Изумительная Юнна Мориц

Share this post

Изумительная Юнна Мориц

Уж и не упомню, когда именно – я крутил тогда с помощью Юнны свои питерско-московские обменные дела – получаю от нее длинное письмо, а к нему приписку: «Переезжай скорее – осталось жить не больше, чем тридцать лет – ну, тридцать пять!» С тех пор прошло чуток больше. Сколько еще осталось? Как славно все-таки, что Юнна […]

Share This Article

Уж и не упомню, когда именно – я крутил тогда с помощью Юнны свои питерско-московские обменные дела – получаю от нее длинное письмо, а к нему приписку: «Переезжай скорее – осталось жить не больше, чем тридцать лет – ну, тридцать пять!» С тех пор прошло чуток больше. Сколько еще осталось? Как славно все-таки, что Юнна Мориц дожила до своего юбилея!

Необходимые противоречия поэзии

Пожалуй, Юнна была права, когда обругала меня по электронке из Москвы в Нью-Йорк за то, что пишу о ней прежней, а она продолжает работать в поэзии десятилетие за десятилетием, после того как я отвалил из России в конце 70-х. Однако прав был – отчасти – и я: выпав, как птенец из гнезда, из культурного процесса, в котором активно участвовал как критик и следил за текущей поэзией взором василиска, теперь – со стороны, через океан, вприглядку, вчуже. А потому изобрел новый синкретический жанр, скрестив анализ с воспоминаниями, хотя скорее, чем мемуаристом, назову себя мнемозинистом: «Усладить его страданья Мнемозина притекла», как сказал родоначальник. То есть писал и пишу в своих газетных эссе и риполовских книгах про Евтушенко, Эфроса, Окуджаву, Слуцкого, Искандера, Мориц и прочих, какими знал их в период тесных и интенсивных, не только дружеских, но и творческих отношений, без контрабанды настоящего в прошлое.

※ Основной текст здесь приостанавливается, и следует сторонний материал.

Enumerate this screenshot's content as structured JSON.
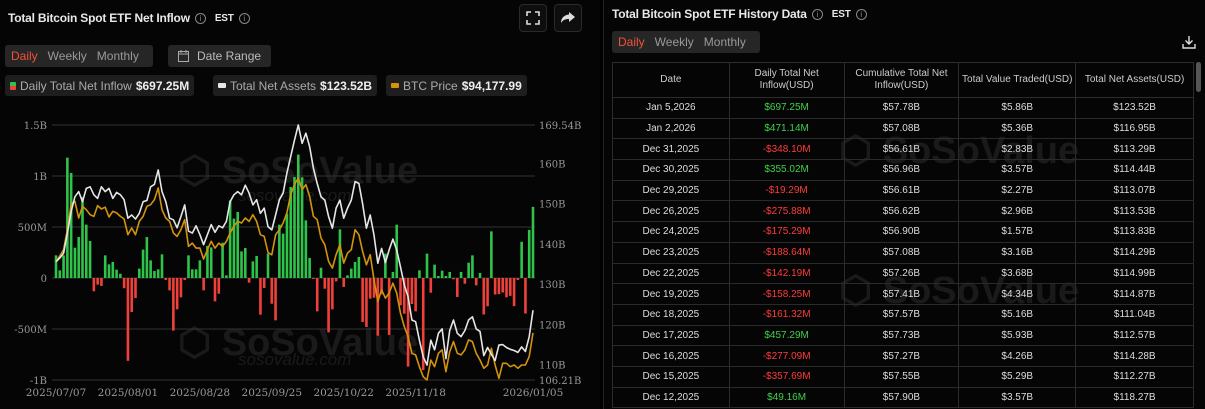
{
  "left": {
    "title": "Total Bitcoin Spot ETF Net Inflow",
    "timezone": "EST",
    "tabs": [
      {
        "label": "Daily",
        "active": true
      },
      {
        "label": "Weekly"
      },
      {
        "label": "Monthly"
      }
    ],
    "date_range_label": "Date Range",
    "icons": {
      "fullscreen": "fullscreen-icon",
      "share": "share-icon",
      "calendar": "calendar-icon"
    },
    "legend": [
      {
        "label": "Daily Total Net Inflow",
        "value": "$697.25M"
      },
      {
        "label": "Total Net Assets",
        "value": "$123.52B"
      },
      {
        "label": "BTC Price",
        "value": "$94,177.99"
      }
    ],
    "watermark": [
      "SoSoValue",
      "sosovalue.com"
    ]
  },
  "colors": {
    "inflow_pos": "#2fc34a",
    "inflow_neg": "#f0403a",
    "net_assets": "#e6e6e6",
    "btc_price": "#d4930c",
    "active_tab": "#f0513a"
  },
  "chart_data": {
    "type": "bar+line",
    "left_axis": {
      "ticks": [
        "1.5B",
        "1B",
        "500M",
        "0",
        "-500M",
        "-1B"
      ],
      "tick_values_musd": [
        1500,
        1000,
        500,
        0,
        -500,
        -1000
      ],
      "range_musd": [
        -1000,
        1500
      ]
    },
    "right_axis": {
      "ticks": [
        "169.54B",
        "160B",
        "150B",
        "140B",
        "130B",
        "120B",
        "110B",
        "106.21B"
      ],
      "tick_values_busd": [
        169.54,
        160,
        150,
        140,
        130,
        120,
        110,
        106.21
      ],
      "range_busd": [
        106.21,
        169.54
      ]
    },
    "x_ticks": [
      "2025/07/07",
      "2025/08/01",
      "2025/08/28",
      "2025/09/25",
      "2025/10/22",
      "2025/11/18",
      "2026/01/05"
    ],
    "grid": "horizontal",
    "dates": [
      "2025/07/07",
      "2025/07/08",
      "2025/07/09",
      "2025/07/10",
      "2025/07/11",
      "2025/07/14",
      "2025/07/15",
      "2025/07/16",
      "2025/07/17",
      "2025/07/18",
      "2025/07/21",
      "2025/07/22",
      "2025/07/23",
      "2025/07/24",
      "2025/07/25",
      "2025/07/28",
      "2025/07/29",
      "2025/07/30",
      "2025/07/31",
      "2025/08/01",
      "2025/08/04",
      "2025/08/05",
      "2025/08/06",
      "2025/08/07",
      "2025/08/08",
      "2025/08/11",
      "2025/08/12",
      "2025/08/13",
      "2025/08/14",
      "2025/08/15",
      "2025/08/18",
      "2025/08/19",
      "2025/08/20",
      "2025/08/21",
      "2025/08/22",
      "2025/08/25",
      "2025/08/26",
      "2025/08/27",
      "2025/08/28",
      "2025/08/29",
      "2025/09/02",
      "2025/09/03",
      "2025/09/04",
      "2025/09/05",
      "2025/09/08",
      "2025/09/09",
      "2025/09/10",
      "2025/09/11",
      "2025/09/12",
      "2025/09/15",
      "2025/09/16",
      "2025/09/17",
      "2025/09/18",
      "2025/09/19",
      "2025/09/22",
      "2025/09/23",
      "2025/09/24",
      "2025/09/25",
      "2025/09/26",
      "2025/09/29",
      "2025/09/30",
      "2025/10/01",
      "2025/10/02",
      "2025/10/03",
      "2025/10/06",
      "2025/10/07",
      "2025/10/08",
      "2025/10/09",
      "2025/10/10",
      "2025/10/13",
      "2025/10/14",
      "2025/10/15",
      "2025/10/16",
      "2025/10/17",
      "2025/10/20",
      "2025/10/21",
      "2025/10/22",
      "2025/10/23",
      "2025/10/24",
      "2025/10/27",
      "2025/10/28",
      "2025/10/29",
      "2025/10/30",
      "2025/10/31",
      "2025/11/03",
      "2025/11/04",
      "2025/11/05",
      "2025/11/06",
      "2025/11/07",
      "2025/11/10",
      "2025/11/11",
      "2025/11/12",
      "2025/11/13",
      "2025/11/14",
      "2025/11/17",
      "2025/11/18",
      "2025/11/19",
      "2025/11/20",
      "2025/11/21",
      "2025/11/24",
      "2025/11/25",
      "2025/11/26",
      "2025/11/28",
      "2025/12/01",
      "2025/12/02",
      "2025/12/03",
      "2025/12/04",
      "2025/12/05",
      "2025/12/08",
      "2025/12/09",
      "2025/12/10",
      "2025/12/11",
      "2025/12/12",
      "2025/12/15",
      "2025/12/16",
      "2025/12/17",
      "2025/12/18",
      "2025/12/19",
      "2025/12/22",
      "2025/12/23",
      "2025/12/24",
      "2025/12/26",
      "2025/12/29",
      "2025/12/30",
      "2025/12/31",
      "2026/01/02",
      "2026/01/05"
    ],
    "series": [
      {
        "name": "Daily Total Net Inflow",
        "kind": "bar",
        "unit": "M USD",
        "values": [
          222,
          75,
          222,
          1180,
          1030,
          297,
          402,
          794,
          523,
          363,
          -130,
          -65,
          -78,
          222,
          134,
          157,
          82,
          42,
          -100,
          -812,
          -333,
          -196,
          92,
          278,
          402,
          173,
          69,
          85,
          232,
          -20,
          -121,
          -516,
          -307,
          -189,
          -20,
          222,
          85,
          85,
          173,
          -121,
          314,
          300,
          -229,
          -154,
          346,
          26,
          761,
          582,
          647,
          261,
          294,
          -46,
          163,
          216,
          -360,
          -98,
          239,
          -252,
          -415,
          523,
          435,
          631,
          892,
          990,
          1210,
          987,
          565,
          196,
          -10,
          -327,
          101,
          -105,
          -533,
          -307,
          -33,
          477,
          -88,
          26,
          92,
          157,
          206,
          -431,
          -480,
          -203,
          -193,
          -565,
          -160,
          239,
          -558,
          59,
          523,
          -268,
          -350,
          -869,
          -255,
          -327,
          75,
          -903,
          239,
          -144,
          131,
          20,
          72,
          20,
          59,
          -13,
          -186,
          59,
          -56,
          150,
          222,
          -72,
          49.16,
          -357.69,
          -277.09,
          457.29,
          -161.32,
          -158.25,
          -142.19,
          -188.64,
          -175.29,
          -275.88,
          -19.29,
          355.02,
          -348.1,
          471.14,
          697.25
        ]
      },
      {
        "name": "Total Net Assets",
        "kind": "line",
        "unit": "B USD",
        "axis": "right",
        "values": [
          135.6,
          136.5,
          137.7,
          142.7,
          148,
          151.7,
          153,
          150.5,
          153.8,
          154.2,
          152.2,
          151.3,
          154.2,
          153,
          153.8,
          151.3,
          152.8,
          152.2,
          151,
          146.4,
          147.2,
          146.2,
          147.6,
          150.5,
          150.8,
          154.2,
          154.8,
          158.4,
          153,
          150.5,
          146.4,
          146,
          144,
          146.8,
          149.7,
          143.2,
          142.7,
          144.5,
          142.3,
          139.8,
          142.3,
          144.8,
          142.9,
          144.5,
          144,
          145.6,
          150.5,
          152.2,
          153,
          152.2,
          154.6,
          152.6,
          149.7,
          151,
          147.6,
          148.9,
          144.3,
          143.5,
          147.2,
          151,
          152.6,
          157.6,
          161.7,
          165.8,
          169.54,
          165,
          167.5,
          164.2,
          158.8,
          155,
          151.7,
          150.9,
          146.8,
          143.9,
          148.9,
          150.9,
          146.4,
          148.9,
          150.9,
          155.5,
          155,
          150,
          143.9,
          147.2,
          142.2,
          135.2,
          138.9,
          135.4,
          138.5,
          141.2,
          138.5,
          134.3,
          129.8,
          126.9,
          121.1,
          120.7,
          116.1,
          112,
          109.9,
          116.1,
          113.7,
          117.8,
          118.9,
          111.5,
          118.5,
          121.1,
          117.8,
          117,
          118.5,
          121.1,
          121.9,
          118.9,
          118.27,
          112.27,
          114.28,
          112.57,
          111.04,
          114.87,
          114.99,
          114.29,
          113.83,
          113.53,
          113.07,
          114.44,
          113.29,
          116.95,
          123.52
        ]
      },
      {
        "name": "BTC Price",
        "kind": "line",
        "unit": "USD",
        "values": [
          108860,
          110000,
          111270,
          115385,
          120530,
          121210,
          117780,
          120190,
          119500,
          118470,
          118120,
          120330,
          119640,
          120000,
          118000,
          119170,
          118830,
          118120,
          117580,
          114350,
          115730,
          114350,
          117090,
          118120,
          120190,
          120530,
          121560,
          123970,
          119500,
          117780,
          117090,
          114700,
          114000,
          115390,
          117440,
          111950,
          112630,
          111600,
          111600,
          109350,
          111270,
          113000,
          111600,
          112630,
          111950,
          113000,
          114700,
          116080,
          117090,
          116770,
          117780,
          117090,
          118470,
          117090,
          114350,
          114000,
          110710,
          110230,
          114350,
          115390,
          116770,
          118830,
          122590,
          124650,
          126030,
          123620,
          124650,
          122240,
          118130,
          117440,
          113670,
          112300,
          108860,
          107490,
          110240,
          112300,
          108520,
          110580,
          111270,
          115390,
          114360,
          110920,
          108180,
          110240,
          105090,
          100630,
          103030,
          101320,
          102350,
          104410,
          102350,
          98230,
          95480,
          93420,
          89990,
          89650,
          87240,
          85180,
          84500,
          88620,
          87240,
          89990,
          90680,
          86210,
          90330,
          92390,
          89990,
          89650,
          90680,
          92740,
          92390,
          89990,
          88620,
          86900,
          87590,
          91020,
          87590,
          84850,
          87930,
          87930,
          87240,
          87590,
          86900,
          87590,
          87590,
          89300,
          94177.99
        ]
      }
    ]
  },
  "right": {
    "title": "Total Bitcoin Spot ETF History Data",
    "timezone": "EST",
    "tabs": [
      {
        "label": "Daily",
        "active": true
      },
      {
        "label": "Weekly"
      },
      {
        "label": "Monthly"
      }
    ],
    "download_icon": "download-icon",
    "columns": [
      "Date",
      "Daily Total Net Inflow(USD)",
      "Cumulative Total Net Inflow(USD)",
      "Total Value Traded(USD)",
      "Total Net Assets(USD)"
    ],
    "rows": [
      [
        "Jan 5,2026",
        "$697.25M",
        "$57.78B",
        "$5.86B",
        "$123.52B"
      ],
      [
        "Jan 2,2026",
        "$471.14M",
        "$57.08B",
        "$5.36B",
        "$116.95B"
      ],
      [
        "Dec 31,2025",
        "-$348.10M",
        "$56.61B",
        "$2.83B",
        "$113.29B"
      ],
      [
        "Dec 30,2025",
        "$355.02M",
        "$56.96B",
        "$3.57B",
        "$114.44B"
      ],
      [
        "Dec 29,2025",
        "-$19.29M",
        "$56.61B",
        "$2.27B",
        "$113.07B"
      ],
      [
        "Dec 26,2025",
        "-$275.88M",
        "$56.62B",
        "$2.96B",
        "$113.53B"
      ],
      [
        "Dec 24,2025",
        "-$175.29M",
        "$56.90B",
        "$1.57B",
        "$113.83B"
      ],
      [
        "Dec 23,2025",
        "-$188.64M",
        "$57.08B",
        "$3.16B",
        "$114.29B"
      ],
      [
        "Dec 22,2025",
        "-$142.19M",
        "$57.26B",
        "$3.68B",
        "$114.99B"
      ],
      [
        "Dec 19,2025",
        "-$158.25M",
        "$57.41B",
        "$4.34B",
        "$114.87B"
      ],
      [
        "Dec 18,2025",
        "-$161.32M",
        "$57.57B",
        "$5.16B",
        "$111.04B"
      ],
      [
        "Dec 17,2025",
        "$457.29M",
        "$57.73B",
        "$5.93B",
        "$112.57B"
      ],
      [
        "Dec 16,2025",
        "-$277.09M",
        "$57.27B",
        "$4.26B",
        "$114.28B"
      ],
      [
        "Dec 15,2025",
        "-$357.69M",
        "$57.55B",
        "$5.29B",
        "$112.27B"
      ],
      [
        "Dec 12,2025",
        "$49.16M",
        "$57.90B",
        "$3.57B",
        "$118.27B"
      ]
    ]
  }
}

Юнна присылала нам с Леной Клепиковой в Америку свои новые книжки с любовными автографами и чудными рисунками, но я уже – был грех – не так пристально, как прежде, читал ее стихи, занятый, дабы остаться на плаву, политоложеством, в котором мы с моим соавтором и по совместительству женой преуспели, публикуя статьи и книги в престижных американских СМИ и издательствах (и не только американских). А тогда, в Советском Союзе, Юнна была не избалована критикой ввиду, ее же словами, «категорической несовокупности», а потому так живо откликнулась на мою статью в «Вопросах литературы» под неслабым названием «Необходимые противоречия поэзии», с которой началась и длилась год довольно пустопорожняя дискуссия:

«Статья в «Воплях» – талантливая, свободная, умная. Поразительно свободная – как если бы другой, номенклатурной, холодной, критики не было вовсе. И главное – никакого маскарада, никаких косметических ухищрений ради общедоступности, никакого флирта ради любого приятия.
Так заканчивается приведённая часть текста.